NEVEH DEKALIM, Gaza Strip (Aug. 16)
The soldier with a honey-colored ponytail tucked under her hat was surrounded by weeping teenage girls asking her where her Jewish heart was — but she didn’t flinch. “How can you evacuate my grandmother? She was in the Palmach,” one teary-eyed girl with dark hair and a long red skirt pleaded Tuesday, referring to the elite Jewish militia that fought to establish Israel in 1948.
Liron Ben-Dor, the 19-year-old soldier, replied calmly, “I love this country no less than you do. We are doing this so we can continue living here.”
Unconvinced, the growing crowd of girls and young women continued to bombard her with the slogans and arguments that the anti-pullout movement has drilled them to repeat.
One asked her how she could carry out such a crime, referring to the ongoing evacuation of Gaza’s Jewish settlements. Another told her she was being used by the Israeli government.
A third asked her, “Why do I have to defend my home from soldiers?”
The scene has been replicated countless times in the past days and weeks as the anti-withdrawal camp uses what it hopes will be its most effective weapon: psychological guilt.
They see it differently, saying they are merely spreading the “truth” — one, they say, that was given to them by God.
The main slogans of the movement: “A Jew does not expel another Jew,” and “Soldier, policeman, refuse orders.”
“Shame on you” is also popular, as the activists ask soldiers and police officers how they’ll live with themselves in the future after having allegedly betrayed the Jewish people.
In most cases, the police and soldiers do not engage their questioners and stare directly ahead, their eyes hidden behind reflective sunglasses. Some appear bored by the repeated verbal abuse and even begin to yawn.

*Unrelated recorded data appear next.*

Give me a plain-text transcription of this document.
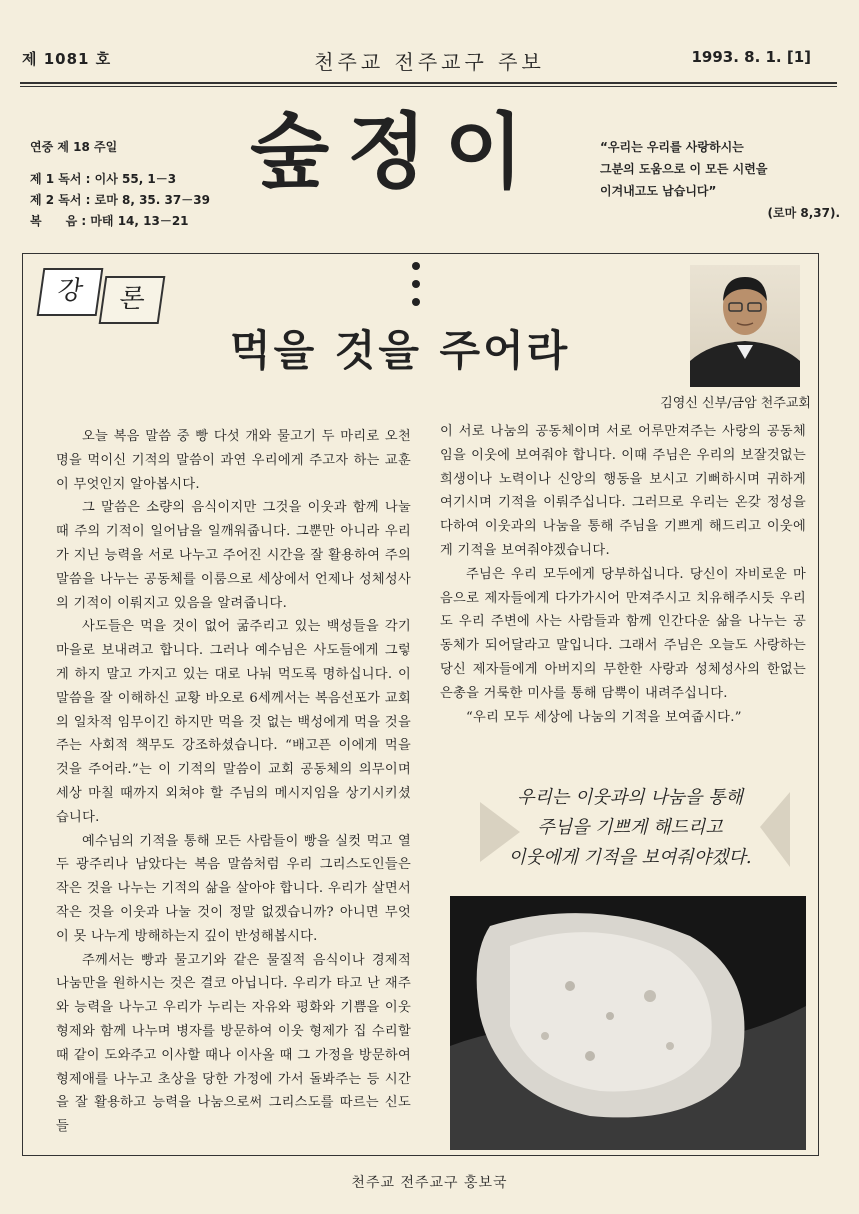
제 1081 호	천주교 전주교구 주보	1993. 8. 1. [1]
연중 제 18 주일
제 1 독서 : 이사 55, 1－3
제 2 독서 : 로마 8, 35. 37－39
복　　음 : 마태 14, 13－21
숲정이	“우리는 우리를 사랑하시는
그분의 도움으로 이 모든 시련을
이겨내고도 남습니다”
(로마 8,37).
강	론
먹을 것을 주어라
김영신 신부/금암 천주교회

오늘 복음 말씀 중 빵 다섯 개와 물고기 두 마리로 오천 명을 먹이신 기적의 말씀이 과연 우리에게 주고자 하는 교훈이 무엇인지 알아봅시다.

그 말씀은 소량의 음식이지만 그것을 이웃과 함께 나눌 때 주의 기적이 일어남을 일깨워줍니다. 그뿐만 아니라 우리가 지닌 능력을 서로 나누고 주어진 시간을 잘 활용하여 주의 말씀을 나누는 공동체를 이룸으로 세상에서 언제나 성체성사의 기적이 이뤄지고 있음을 알려줍니다.

사도들은 먹을 것이 없어 굶주리고 있는 백성들을 각기 마을로 보내려고 합니다. 그러나 예수님은 사도들에게 그렇게 하지 말고 가지고 있는 대로 나눠 먹도록 명하십니다. 이 말씀을 잘 이해하신 교황 바오로 6세께서는 복음선포가 교회의 일차적 임무이긴 하지만 먹을 것 없는 백성에게 먹을 것을 주는 사회적 책무도 강조하셨습니다. “배고픈 이에게 먹을 것을 주어라.”는 이 기적의 말씀이 교회 공동체의 의무이며 세상 마칠 때까지 외쳐야 할 주님의 메시지임을 상기시키셨습니다.

예수님의 기적을 통해 모든 사람들이 빵을 실컷 먹고 열두 광주리나 남았다는 복음 말씀처럼 우리 그리스도인들은 작은 것을 나누는 기적의 삶을 살아야 합니다. 우리가 살면서 작은 것을 이웃과 나눌 것이 정말 없겠습니까? 아니면 무엇이 못 나누게 방해하는지 깊이 반성해봅시다.

주께서는 빵과 물고기와 같은 물질적 음식이나 경제적 나눔만을 원하시는 것은 결코 아닙니다. 우리가 타고 난 재주와 능력을 나누고 우리가 누리는 자유와 평화와 기쁨을 이웃 형제와 함께 나누며 병자를 방문하여 이웃 형제가 집 수리할 때 같이 도와주고 이사할 때나 이사올 때 그 가정을 방문하여 형제애를 나누고 초상을 당한 가정에 가서 돌봐주는 등 시간을 잘 활용하고 능력을 나눔으로써 그리스도를 따르는 신도들

이 서로 나눔의 공동체이며 서로 어루만져주는 사랑의 공동체임을 이웃에 보여줘야 합니다. 이때 주님은 우리의 보잘것없는 희생이나 노력이나 신앙의 행동을 보시고 기뻐하시며 귀하게 여기시며 기적을 이뤄주십니다. 그러므로 우리는 온갖 정성을 다하여 이웃과의 나눔을 통해 주님을 기쁘게 해드리고 이웃에게 기적을 보여줘야겠습니다.

주님은 우리 모두에게 당부하십니다. 당신이 자비로운 마음으로 제자들에게 다가가시어 만져주시고 치유해주시듯 우리도 우리 주변에 사는 사람들과 함께 인간다운 삶을 나누는 공동체가 되어달라고 말입니다. 그래서 주님은 오늘도 사랑하는 당신 제자들에게 아버지의 무한한 사랑과 성체성사의 한없는 은총을 거룩한 미사를 통해 담뿍이 내려주십니다.

“우리 모두 세상에 나눔의 기적을 보여줍시다.”

우리는 이웃과의 나눔을 통해
주님을 기쁘게 해드리고
이웃에게 기적을 보여줘야겠다.
천주교 전주교구 홍보국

But some are stung. One soldier, visibly upset by the verbal warfare, wiped a tear from her eyes during the scuffles Tuesday in Neveh Dekalim. Her friend and fellow soldier gave her a hug.
As security forces marched up the main road in Neveh Dekalim trying to break up a crowd blocking the road, one man with a beard and a small boy on his shoulders yelled out in a booming voice, “Get out of here! Leave our homes, criminals!”
The troops kept moving forward.
Further down the road, a teenage girl spotted a soldier with a kipah. As he passed by, she yelled, “He’s wearing a kipah, how can that be? He should take it off.”
Iskar Lugar, 15, from Petach Tikva kneeled in the sand behind a row of soldiers on break sitting on a curb, their backs toward her.
In a voice hoarse from crying, Lugar yelled out at them, “I’m your sister. Why are you doing this? As long as we are connected to the land we are connected to God.”